たとえば、XERE君が『SF書こう!』って言って、僕がついていくには限界があると思う。ファンタジーを書くにしても、多分見てる世界は少しずつずれてると思う。
―恐らく、この辺が妥協してないところなんだろう。


XERE
まあ一度こうして合作をしてみていろいろと遠隔地でやることには限界があるということが露呈したから、今後合作をするかどうかってのは、また別だね。

クラウル
―やるにせよやらないにせよ、充電期間は必須だと思う。
アイディアが無数にあるとしても、それを形にできなければ意味が無い。
僕の場合、最初とラスト、あとは書きたいシーンが幾つか決まって、物語の大筋が出来あがるまではあまり書かない。

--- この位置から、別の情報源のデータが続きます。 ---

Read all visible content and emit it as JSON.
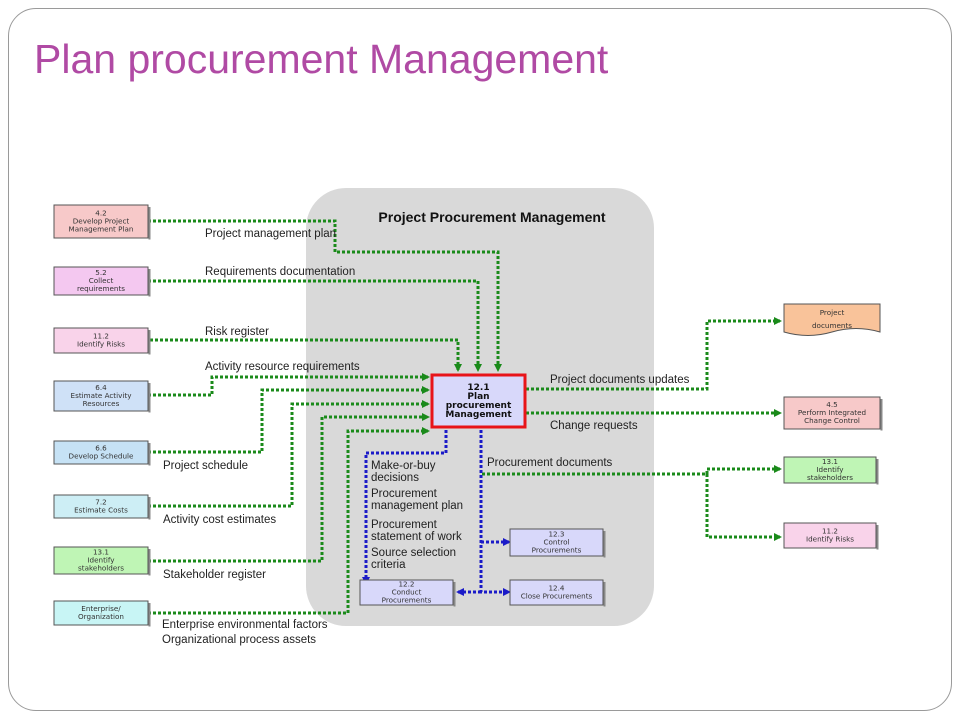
{
  "title": "Plan procurement Management",
  "region_title": "Project Procurement Management",
  "center": {
    "lines": [
      "12.1",
      "Plan",
      "procurement",
      "Management"
    ]
  },
  "inputs": [
    {
      "lines": [
        "4.2",
        "Develop Project",
        "Management Plan"
      ],
      "label": [
        "Project management plan"
      ]
    },
    {
      "lines": [
        "5.2",
        "Collect",
        "requirements"
      ],
      "label": [
        "Requirements documentation"
      ]
    },
    {
      "lines": [
        "11.2",
        "Identify Risks"
      ],
      "label": [
        "Risk register"
      ]
    },
    {
      "lines": [
        "6.4",
        "Estimate Activity",
        "Resources"
      ],
      "label": [
        "Activity  resource requirements"
      ]
    },
    {
      "lines": [
        "6.6",
        "Develop Schedule"
      ],
      "label": [
        "Project schedule"
      ]
    },
    {
      "lines": [
        "7.2",
        "Estimate Costs"
      ],
      "label": [
        "Activity  cost estimates"
      ]
    },
    {
      "lines": [
        "13.1",
        "Identify",
        "stakeholders"
      ],
      "label": [
        "Stakeholder register"
      ]
    },
    {
      "lines": [
        "Enterprise/",
        "Organization"
      ],
      "label": [
        "Enterprise environmental factors",
        "Organizational process assets"
      ]
    }
  ],
  "outputs": [
    {
      "lines": [
        "Project",
        "documents"
      ],
      "label": [
        "Project documents updates"
      ]
    },
    {
      "lines": [
        "4.5",
        "Perform Integrated",
        "Change Control"
      ],
      "label": [
        "Change requests"
      ]
    },
    {
      "lines": [
        "13.1",
        "Identify",
        "stakeholders"
      ],
      "label": [
        "Procurement documents"
      ]
    },
    {
      "lines": [
        "11.2",
        "Identify Risks"
      ],
      "label": []
    }
  ],
  "internal_outputs": [
    [
      "Make-or-buy",
      "decisions"
    ],
    [
      "Procurement",
      "management plan"
    ],
    [
      "Procurement",
      "statement of work"
    ],
    [
      "Source selection",
      "criteria"
    ]
  ],
  "internal_targets": [
    {
      "lines": [
        "12.3",
        "Control",
        "Procurements"
      ]
    },
    {
      "lines": [
        "12.2",
        "Conduct",
        "Procurements"
      ]
    },
    {
      "lines": [
        "12.4",
        "Close Procurements"
      ]
    }
  ],
  "colors": {
    "title": "#b04aa4",
    "integration": "#f7c9c9",
    "scope": "#f4c8f0",
    "risk": "#f9d3ea",
    "time": "#cfe1f7",
    "schedule": "#c6e2f5",
    "cost": "#cdeef5",
    "stakeholder": "#bff5b5",
    "enterprise": "#c8f5f5",
    "procurement": "#d8d8fa",
    "documents": "#f9c39a",
    "region": "#d9d9d9",
    "center_border": "#e8141a",
    "green_flow": "#1a8a1a",
    "blue_flow": "#1a1ac8"
  }
}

見切り発車して結局すぐに詰まった作品とか、アップしてないだけで実は沢山あるんだ。
合作さ、ファンタジーっぽいのだけでも、双方合わせて三つ出てたよね、案。
けどさ、いざ書いてみて書ききれるのって、可能性としちゃ一つっきゃないと思うんだよ。
君が案出した、『ビバップ』みたいな話ってやつ。

XERE
うん。

クラウル
そう。君が出したもう一つの話は、帰結点が見える前に何処か中盤で展開が難しくなるか……どうだろうね、やりようによっては使えるって感じだけどね。
僕が出したのは完璧にだめだ。君が言ったけど、合作で扱う意味が無い。僕一人で世界観が完結してるもんね。
ただ、最後がきまっていても、中盤どうする?って言ったらどうしようもない。通過点がまだ漠としすぎてる。これは問題だとおもうな。
……多分、今のままだったら『命在る――』の二の鉄を踏むだけだ。

XERE
そうだねぇ。
やはり物語がまだ歩き出していない感じがするね。
かといってここは俺が一人で決める部分でもないから。
それはそれこそ二人で考える部分だとおもう。


クラウル
―いい。もう話にケリをつけよう。長く話してるんだし。
暫くどうする? 執筆活動の方。

XERE
とりあえず、俺は書いてみるけど。
合作しなくても俺はやるとおもう

クラウル
そうだね、それでもいいと思うよ。
僕も――まあ、個人で書きつづけるよ、もう暫くは。
合作やろうっていうなら乗らないでもないけどね。少し充電期間をおきたい。

XERE
とりあえず、その”冒険もの”みたいな話をキミなりの世界をつくってみてくれ。
そんで二人で決めていこう。俺も考える。

クラウル
―そうだな、片手間になる恐れはあるが、やってみる。